Tell HN: GitHub's Dependabot REST API is silently returning incomplete results
As of this morning (March 27, 2026), the GitHub Dependabot Alerts REST API endpoint (GET /repos/{owner}/{repo}/dependabot/alerts) is silently returning empty or partial results.
Our app hits this endpoint across hundreds of GitHub orgs. Starting around 07:00 UTC today, we noticed massive drops in alert counts. Digging in, we confirmed the API simply isn't returning alerts that are clearly visible in the GitHub UI.
Reproducible example on our own org:
$ gh api repos/{org}/{repo}/dependabot/alerts
[]
Key details: - The REST API returns [] or a fraction of the real count - The GraphQL API still returns correct results - The GitHub UI shows the right number - No error, no rate limit, no 4xx, just silently incomplete data - We're seeing this across many orgs, not just one
This is particularly nasty because there's no signal that anything is wrong. If you're relying on this endpoint for compliance or any automation, you're getting stale data right now and you won't know unless you cross-check.
Nothing on https://www.githubstatus.com as of writing.
Anyone else seeing this? You can trust Microsoft of all companies to make a product with "depend" on the name become unreliable I think they need to replace more developers with AI. The developers clearly make to many errors!

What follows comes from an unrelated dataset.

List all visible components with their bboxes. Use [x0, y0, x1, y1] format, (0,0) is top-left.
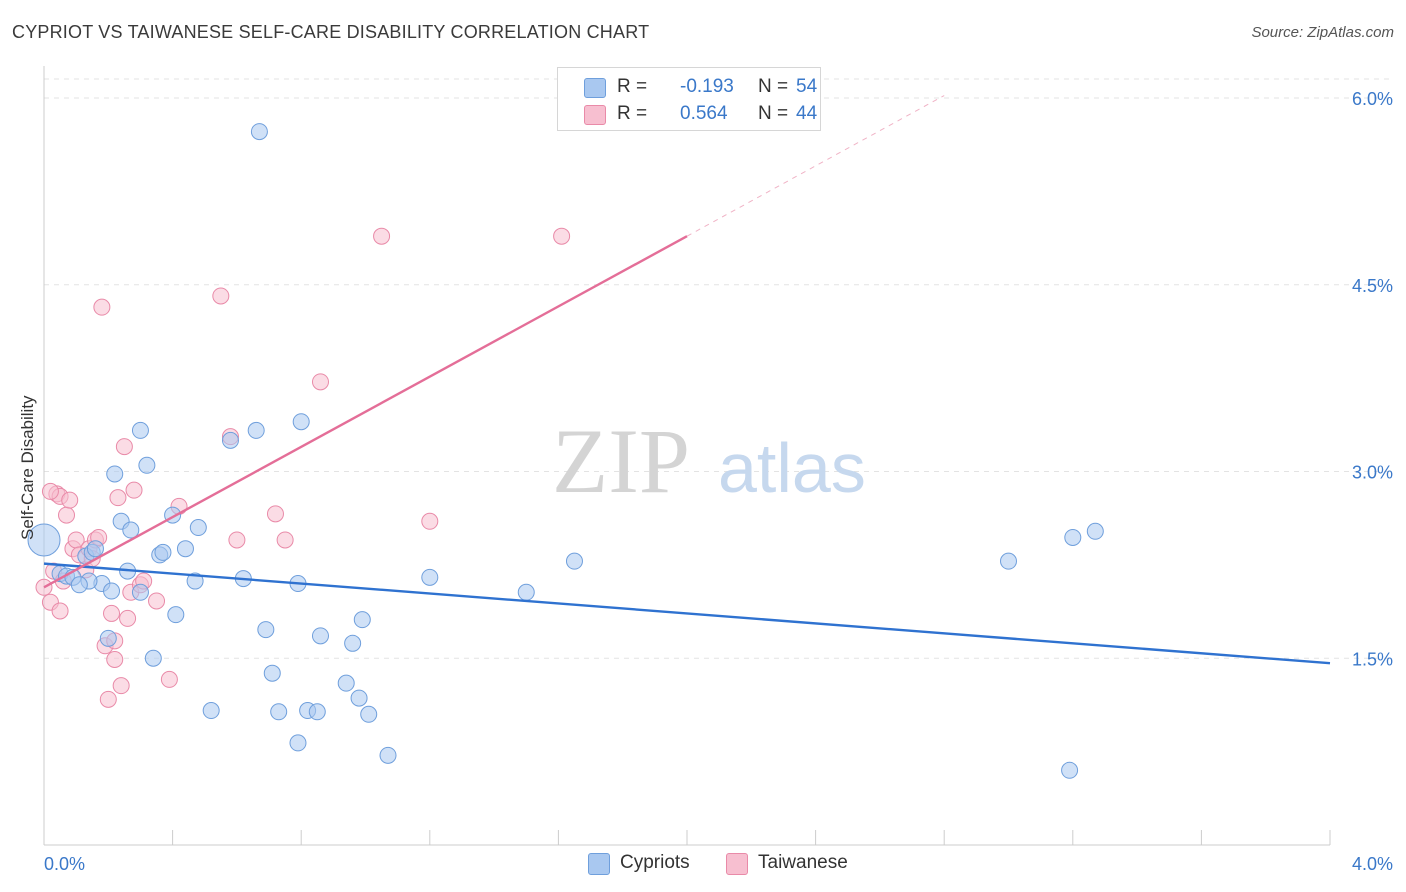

I believe you've always been supposed to handle pagination for this API: https://docs.github.com/en/rest/using-the-rest-api/using-pag... Paginated-by-default APIs are an annoying pattern, like GitLab CI suddenly breaking after 20 builds, etc. I wish they would start making the pagination parameters required. Indeed this API requires pagination but the behavior we are seeing is that even the first page miss entries. A few days ago my test repo was showing 9 open issues in the API and in the UI. Today it's 1 in the API and 9 in the UI :( ! I have the same problem, but you can switch to the GraphQL API, it still provides the full dependabot alerts. For me it’s a lot slower though, because I need more nested queries to get the same data. Seeing the exact same behavior :( Looks like it's been fixed now! yup, same. I've been seeing this since Friday Looks like it's been fixed now!